Springsteen’s own thoughts about the film were originally less complicated. “I thought I’m 76 years old, I have few worries what the fuck I do any more,” he said. “Yeah, go ahead. At my age you take more risks, in your work and in your life in general.” It helped that Cooper was “a genuine blue-collar film-maker” making “the kind of film I would be intrigued by,” he said. “Not your typical musical biopic, but more of a personality-focused story with music.”
As the project moved forward, it maybe became odder. Springsteen visited the set often, expressing regret to White each time he arrived. “It’s must be really odd with the guy’s stupid ass standing there,” he said. But he enjoyed what he saw: “I’ve said this before, but I kept thinking ‘Damn, when did I get that attractive?’” In the seat beside him, White shakes his head and signals dissent.

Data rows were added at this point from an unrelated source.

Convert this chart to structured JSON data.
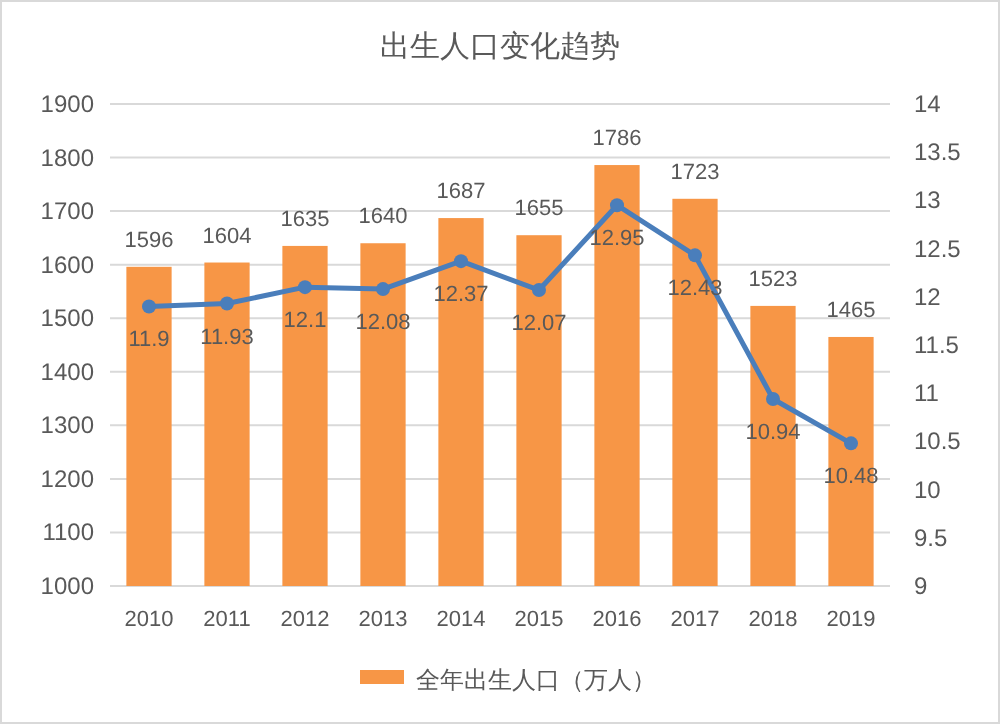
{
  "chart_data": {
    "type": "bar",
    "title": "出生人口变化趋势",
    "categories": [
      "2010",
      "2011",
      "2012",
      "2013",
      "2014",
      "2015",
      "2016",
      "2017",
      "2018",
      "2019"
    ],
    "series": [
      {
        "name": "全年出生人口（万人）",
        "color": "#f79646",
        "values": [
          1596,
          1604,
          1635,
          1640,
          1687,
          1655,
          1786,
          1723,
          1523,
          1465
        ]
      },
      {
        "type": "line",
        "axis": "y2",
        "color": "#4a7ebb",
        "values": [
          11.9,
          11.93,
          12.1,
          12.08,
          12.37,
          12.07,
          12.95,
          12.43,
          10.94,
          10.48
        ]
      }
    ],
    "ylim": [
      1000,
      1900
    ],
    "yticks": [
      1000,
      1100,
      1200,
      1300,
      1400,
      1500,
      1600,
      1700,
      1800,
      1900
    ],
    "y2lim": [
      9,
      14
    ],
    "y2ticks": [
      9,
      9.5,
      10,
      10.5,
      11,
      11.5,
      12,
      12.5,
      13,
      13.5,
      14
    ],
    "grid": "y",
    "legend": "bottom",
    "marker": "circle",
    "data_labels": true
  }
}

Springsteen had little uncertainty about White’s selection; he knew that the actor was ready to represent the most introspective time in his recording career. “I’d watched The Bear, and how the camera captured his inner world,” he said. “And if you see him in a film, it’s a cliche, but he’s a rock star.”
When he first saw White portraying him, he was struck by the actor’s method. “His performance was entirely from the core personality, not just picking elements and adopting them superficially,” he said. “It’s a non-copycat performance, but somehow it deeply corresponds to my story and myself.” He viewed it as something like his own method to songwriting – to writing about people whose lives vary significantly from his own. “You have to discover the part of them that is part of you.”
More unsettling was the way the film pushed him to return to challenging times in his own life. The recreation of his grandparents’ home in Freehold, New Jersey – a house he once described as “the greatest and saddest sanctuary I’ve ever known” was strange; Springsteen explained how often he visited the home in his dreams. “So, to be in that house again … it was remarkable, and extremely moving.”
Similarly, it was “a very emotional thing” to see Stephen Graham as his father – portraying his turbulent early years, when he endured undiagnosed mental health issues and drank heavily, and the fragility and tenderness of his later years.
Springsteen shared watching an early screening in the company of his sister, who grasped his hand throughout. Just a year younger than her brother, “she retained every memory”. At the end, she faced him and said: “Isn’t it amazing that we have that?”
There was an reflection, possibly, of the emotion Springsteen hopes to give his own audiences through his live shows. “You create an utopian space for three hours,” he told the select group before him last night. “It’s not a fictional universe. It’s a very plausible world. It has all the wonderful and terrible parts of life … But hopefully there’s an element of elevation that my audience brings home. And hopefully it remains with them for as long as they need it.”